L’article 22 du règlement n°139/2004 de l’Union européenne permet à ses membres de transmettre à la Commission européenne les affaires traitant de suspicions de « killers acquisitions ». Il s’agit d’un mécanisme de guerre économique essentiel, puisque le rachat d’entreprises innovantes peut affecter la souveraineté technologique des États membres.

Dans son Dictionnaire de Droit à la Concurrence, Cynthia Picart définit l’acquisition prédatrice comme « la situation dans laquelle un acteur dominant ou structurant sur un marché fait l’acquisition directe ou indirecte d’un acteur innovant ou prometteur ». Elle précise également que le but de cette démarche pour ces acteurs vise à « renforcer leur position sur le marché et d’opérer une croissance externe qui a pour conséquence ou pour objectif d’empêcher l’émergence d’un concurrent potentiel et d’éliminer ou de mettre en sommeil celui-ci ou les produits ou services qu’il développait »

Contrairement au schéma habituel d’acquisition, motivé par la volonté de réaliser des synergies, l’acquisition prédatrice s’appuie donc sur l’idée que la prise de risque serait plus faible en « surpayant » aujourd’hui le savoir-faire d’une autre entreprise naissante.

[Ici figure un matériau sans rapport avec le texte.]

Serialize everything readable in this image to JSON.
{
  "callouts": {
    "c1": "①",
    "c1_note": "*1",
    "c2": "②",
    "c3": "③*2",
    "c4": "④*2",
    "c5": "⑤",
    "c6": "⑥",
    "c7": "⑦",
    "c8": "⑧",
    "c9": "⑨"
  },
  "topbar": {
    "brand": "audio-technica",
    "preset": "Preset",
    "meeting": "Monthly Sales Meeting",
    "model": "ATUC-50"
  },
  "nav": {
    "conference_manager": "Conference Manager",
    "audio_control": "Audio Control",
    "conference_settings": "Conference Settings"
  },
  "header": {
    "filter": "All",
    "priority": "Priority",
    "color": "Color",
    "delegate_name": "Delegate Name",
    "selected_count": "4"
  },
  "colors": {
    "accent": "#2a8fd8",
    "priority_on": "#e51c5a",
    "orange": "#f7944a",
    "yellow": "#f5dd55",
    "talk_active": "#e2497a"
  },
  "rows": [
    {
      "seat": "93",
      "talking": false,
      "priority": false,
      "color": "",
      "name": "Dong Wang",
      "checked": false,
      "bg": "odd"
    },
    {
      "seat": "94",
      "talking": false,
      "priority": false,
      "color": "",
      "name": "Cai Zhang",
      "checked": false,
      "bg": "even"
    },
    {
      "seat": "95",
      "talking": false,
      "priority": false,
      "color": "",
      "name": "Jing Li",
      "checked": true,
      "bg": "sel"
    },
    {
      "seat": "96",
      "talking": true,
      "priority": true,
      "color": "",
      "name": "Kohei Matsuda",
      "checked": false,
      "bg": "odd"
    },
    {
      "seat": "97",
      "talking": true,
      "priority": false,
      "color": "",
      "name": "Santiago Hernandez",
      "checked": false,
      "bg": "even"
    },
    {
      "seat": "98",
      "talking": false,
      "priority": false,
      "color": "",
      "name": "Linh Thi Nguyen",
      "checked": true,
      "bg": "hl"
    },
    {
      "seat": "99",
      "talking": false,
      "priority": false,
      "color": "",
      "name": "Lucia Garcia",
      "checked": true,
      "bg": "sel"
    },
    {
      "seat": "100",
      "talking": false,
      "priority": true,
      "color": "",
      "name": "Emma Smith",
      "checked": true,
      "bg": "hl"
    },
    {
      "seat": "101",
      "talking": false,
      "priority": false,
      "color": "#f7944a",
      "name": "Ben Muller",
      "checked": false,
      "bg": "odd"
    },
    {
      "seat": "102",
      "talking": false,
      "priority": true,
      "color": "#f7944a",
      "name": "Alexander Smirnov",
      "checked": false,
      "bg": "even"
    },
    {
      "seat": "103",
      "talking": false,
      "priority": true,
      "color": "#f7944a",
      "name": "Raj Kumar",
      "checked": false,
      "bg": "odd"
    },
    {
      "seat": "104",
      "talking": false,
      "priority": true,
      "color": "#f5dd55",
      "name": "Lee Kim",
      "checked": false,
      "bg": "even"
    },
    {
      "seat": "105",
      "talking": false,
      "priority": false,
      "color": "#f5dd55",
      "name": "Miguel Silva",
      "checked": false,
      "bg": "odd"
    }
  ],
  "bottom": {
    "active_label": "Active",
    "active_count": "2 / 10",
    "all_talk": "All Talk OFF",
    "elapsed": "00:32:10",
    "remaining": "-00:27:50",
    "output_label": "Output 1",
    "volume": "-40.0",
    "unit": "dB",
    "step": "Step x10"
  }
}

Malgré le faible pouvoir de marché d’une jeune pousse, elle est tout de même identifiée comme un concurrent potentiel. 

Ce type d’acquisition s’observe majoritairement dans des domaines où l’innovation tient une place stratégique, à l’instar du secteur pharmaceutique ou du numérique. L’identification de ces acquisitions reste une réelle problématique. En effet, elles ne sont pas contrôlables par les autorités de concurrence, faute d’atteindre les seuils de notification qui sont actuellement basés sur le chiffre d’affaires des entreprises. Or, dans de nombreux cas, les bénéfices de ces entreprises sont en dessous du seuil fixé, et ces acquisitions passent sous les « mailles du filet ». À titre d’exemple, ce ne sont pas moins de 400 acquisitions réalisées par les GAFAM entre 2008 et 2018 qui n’ont pas été examinées. Au-delà d’un problème de réglementation, le processus de killer acquisition met à jour les enjeux financiers gravitant autour de l’innovation.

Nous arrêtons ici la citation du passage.